By all logic, the kitchen at the Birchwood Cafe should be a disaster zone.
The cramped space, barely larger than a food truck, was designed to support a coffeehouse menu of scones and soups, not a crushing volume of customers and three full-out daily meals. Yet physical limitations don’t seem to get in the way of chef Marshall Paulsen.
“Anyone who sees our kitchen is amazed that we can do the menu that we do,” said owner Tracy Singleton. “I never thought of us as chef-driven, chef-identified, whatever the term is. But that’s one thing that Marshall has brought to us. He has put the food in the spotlight.”
It’s true. Now approaching its 18th year, the Birchwood has never tasted better.
Diners can set their calendars after eating Paulsen’s hyper-seasonal menu. Sweet corn lover? Paulsen inundates his dishes with the stuff in August and September, and then it disappears until the next year. Same with rhubarb, tomatoes, watercress and countless other vegetables and fruits. Right now, his abiding affection for the orange means a blood-orange gastrique here, a tangelo-cranberry jam there and vividly colored Minneola garnishes everywhere — and all fully exploited at their peak.
“And then we spend the rest of the year looking forward to their return,” he said.
Paulsen’s vibrant, accessible cooking redefines what a neighborhood restaurant can be. Picture tender wheatberry waffles, lavishly topped with hazelnut-honey butter, smoky bacon and a meticulously poached egg.

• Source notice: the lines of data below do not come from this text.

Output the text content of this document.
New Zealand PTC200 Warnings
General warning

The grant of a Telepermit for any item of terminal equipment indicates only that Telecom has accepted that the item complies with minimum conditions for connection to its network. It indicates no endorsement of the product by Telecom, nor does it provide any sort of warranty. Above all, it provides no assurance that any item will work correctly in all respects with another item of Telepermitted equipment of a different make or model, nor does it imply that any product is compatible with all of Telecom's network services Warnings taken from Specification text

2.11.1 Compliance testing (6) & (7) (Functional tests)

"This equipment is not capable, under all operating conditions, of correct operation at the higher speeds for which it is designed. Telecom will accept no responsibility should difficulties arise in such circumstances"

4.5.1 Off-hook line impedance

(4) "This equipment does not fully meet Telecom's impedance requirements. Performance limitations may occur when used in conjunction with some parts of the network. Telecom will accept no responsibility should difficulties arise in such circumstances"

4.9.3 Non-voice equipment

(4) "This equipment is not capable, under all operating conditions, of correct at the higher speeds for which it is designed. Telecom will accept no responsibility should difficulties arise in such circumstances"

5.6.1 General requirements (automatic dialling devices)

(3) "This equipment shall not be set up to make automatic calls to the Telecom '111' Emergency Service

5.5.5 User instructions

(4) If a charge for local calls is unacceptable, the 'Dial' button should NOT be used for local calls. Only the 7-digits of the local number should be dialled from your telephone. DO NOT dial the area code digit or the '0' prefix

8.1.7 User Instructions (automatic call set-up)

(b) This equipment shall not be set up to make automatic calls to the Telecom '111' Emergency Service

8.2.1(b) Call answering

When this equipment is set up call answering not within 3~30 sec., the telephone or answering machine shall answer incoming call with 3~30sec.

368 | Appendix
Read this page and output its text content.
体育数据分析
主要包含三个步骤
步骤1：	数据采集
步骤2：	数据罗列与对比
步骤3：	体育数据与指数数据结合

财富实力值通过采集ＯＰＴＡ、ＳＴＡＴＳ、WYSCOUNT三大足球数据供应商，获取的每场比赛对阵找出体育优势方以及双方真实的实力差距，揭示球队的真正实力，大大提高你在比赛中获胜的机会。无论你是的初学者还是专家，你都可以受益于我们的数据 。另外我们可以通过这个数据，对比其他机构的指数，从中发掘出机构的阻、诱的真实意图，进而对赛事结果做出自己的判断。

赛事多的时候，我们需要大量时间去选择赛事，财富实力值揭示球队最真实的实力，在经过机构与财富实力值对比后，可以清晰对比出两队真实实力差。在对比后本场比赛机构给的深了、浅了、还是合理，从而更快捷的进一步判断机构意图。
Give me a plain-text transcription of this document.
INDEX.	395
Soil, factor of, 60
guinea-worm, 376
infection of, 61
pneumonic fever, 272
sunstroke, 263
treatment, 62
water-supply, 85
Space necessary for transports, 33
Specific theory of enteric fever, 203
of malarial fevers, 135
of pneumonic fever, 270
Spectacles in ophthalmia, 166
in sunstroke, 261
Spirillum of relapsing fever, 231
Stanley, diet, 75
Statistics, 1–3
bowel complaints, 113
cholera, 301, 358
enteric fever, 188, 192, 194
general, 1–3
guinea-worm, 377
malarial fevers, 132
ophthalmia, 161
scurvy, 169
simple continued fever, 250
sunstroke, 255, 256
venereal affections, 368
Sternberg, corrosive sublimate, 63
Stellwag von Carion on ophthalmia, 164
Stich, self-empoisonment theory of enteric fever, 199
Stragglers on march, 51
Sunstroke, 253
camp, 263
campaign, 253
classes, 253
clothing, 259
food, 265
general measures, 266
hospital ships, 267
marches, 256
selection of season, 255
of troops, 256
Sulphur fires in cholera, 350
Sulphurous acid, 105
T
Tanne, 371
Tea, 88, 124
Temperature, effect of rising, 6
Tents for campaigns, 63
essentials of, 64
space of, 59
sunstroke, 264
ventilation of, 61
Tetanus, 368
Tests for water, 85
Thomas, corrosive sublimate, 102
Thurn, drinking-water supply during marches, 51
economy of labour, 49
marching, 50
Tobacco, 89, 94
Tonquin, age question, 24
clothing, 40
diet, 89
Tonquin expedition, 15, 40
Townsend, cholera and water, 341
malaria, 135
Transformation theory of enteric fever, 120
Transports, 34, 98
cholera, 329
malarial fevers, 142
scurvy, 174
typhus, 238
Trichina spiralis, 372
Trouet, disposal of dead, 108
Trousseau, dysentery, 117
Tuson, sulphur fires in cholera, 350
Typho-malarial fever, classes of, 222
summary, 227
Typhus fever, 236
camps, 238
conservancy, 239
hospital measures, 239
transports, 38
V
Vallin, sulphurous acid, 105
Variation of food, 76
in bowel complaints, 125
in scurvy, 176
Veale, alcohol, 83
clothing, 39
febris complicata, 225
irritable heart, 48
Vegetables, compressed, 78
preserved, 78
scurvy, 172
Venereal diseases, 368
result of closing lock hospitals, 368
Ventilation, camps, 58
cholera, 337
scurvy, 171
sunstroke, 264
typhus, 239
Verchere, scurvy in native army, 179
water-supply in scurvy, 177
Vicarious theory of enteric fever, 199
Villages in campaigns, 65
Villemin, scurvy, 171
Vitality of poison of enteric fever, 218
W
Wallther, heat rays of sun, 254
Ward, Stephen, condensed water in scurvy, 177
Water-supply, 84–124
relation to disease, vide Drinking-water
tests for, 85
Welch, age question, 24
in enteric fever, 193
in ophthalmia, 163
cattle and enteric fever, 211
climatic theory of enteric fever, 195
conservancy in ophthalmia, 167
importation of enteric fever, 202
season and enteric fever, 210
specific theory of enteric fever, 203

Or a delicately flaky savory pie, garnished with a sweet pear chutney and filled with puréed sunchokes and a harmonious medley of diced root vegetables.
Or a juicy and wildly flavorful turkey burger, topped with tangy pickled onions and a generous swipe of lemon- and rosemary-fortified mascarpone and served on a house-baked buttermilk bun. Or a golden-crusted pizza dotted with a colorful, sweet-savory assortment of beets, kale, oranges and punchy sheep’s milk blue cheese. Or a vegetarian’s crunchy-chewy dream sandwich, layering tamari-glazed tofu with pickled radishes, roasted fennel and a sweet potato purée inside a textbook-perfect focaccia. Family-friendly, vegetarian- and vegan-focused and pretense-free. That’s the Birchwood.
Go local or go home
Some chefs make a cursory attempt to source locally and then market the heck out of their minimal effort; you know, the microgreens garnish, the covers-the-basics cheese plate. But for Paulsen, maintaining an intricate supply chain of 40-plus Minnesota and Wisconsin producers is the only way he knows how to do business.
He’s not just an over-the-phone buyer, either. To gain firsthand experience and knowledge, he and his fellow Birchwooders routinely get out of the city. One popular outing is the monthly warm-weather visits to Riverbend Farm in Delano, planting tomatoes, weeding cucumbers and harvesting onions, hundreds of pounds at a time.
“A little bit of my philosophy is that if all my customers visited the farm and learned more about what we do, they would be better customers,” said Riverbend Farm owner Greg Reynolds. “It builds a level of involvement or buy-in that you just can’t get any other way. It’s good for their business, and it’s good for our business.”
Paulsen recently spent some quality time at Callister Farm in West Concord, Minn., the source of the restaurant’s chicken. He caught a chicken, cut its head off, drained its blood, feathered it, gutted it and butchered it.
“You get a sense of how valuable that life is that you just took, and that none of it should go to waste,” he said. “It goes back to knowing where your food comes from, that connection. You should know that it’s an animal, that it was alive, that at one point you took care of it and at another point you cut off its head. It’s life.”
Locally raised and organic foods can have a reputation — justifiably, in some cases — for being the province of the upper-tax bracket. But not at the Birchwood, where Paulsen works hard to keep most items in the $13-and-below range.
“I’m proud of the fact that I source from a lot of the same people that a lot of really great chefs source from, too, a lot of people that I have a lot of respect for,” said Paulsen. “I’m proud that I’m able to cook those ingredients in a respectful, well-received way, and I’m proud that we’re able to do that for people who want to come in every day instead of having to save up for a month for their big night out.”
Running a very casual, counter-service operation helps keep the budget in line. So does sticking to the more affordable end of the ingredients spectrum.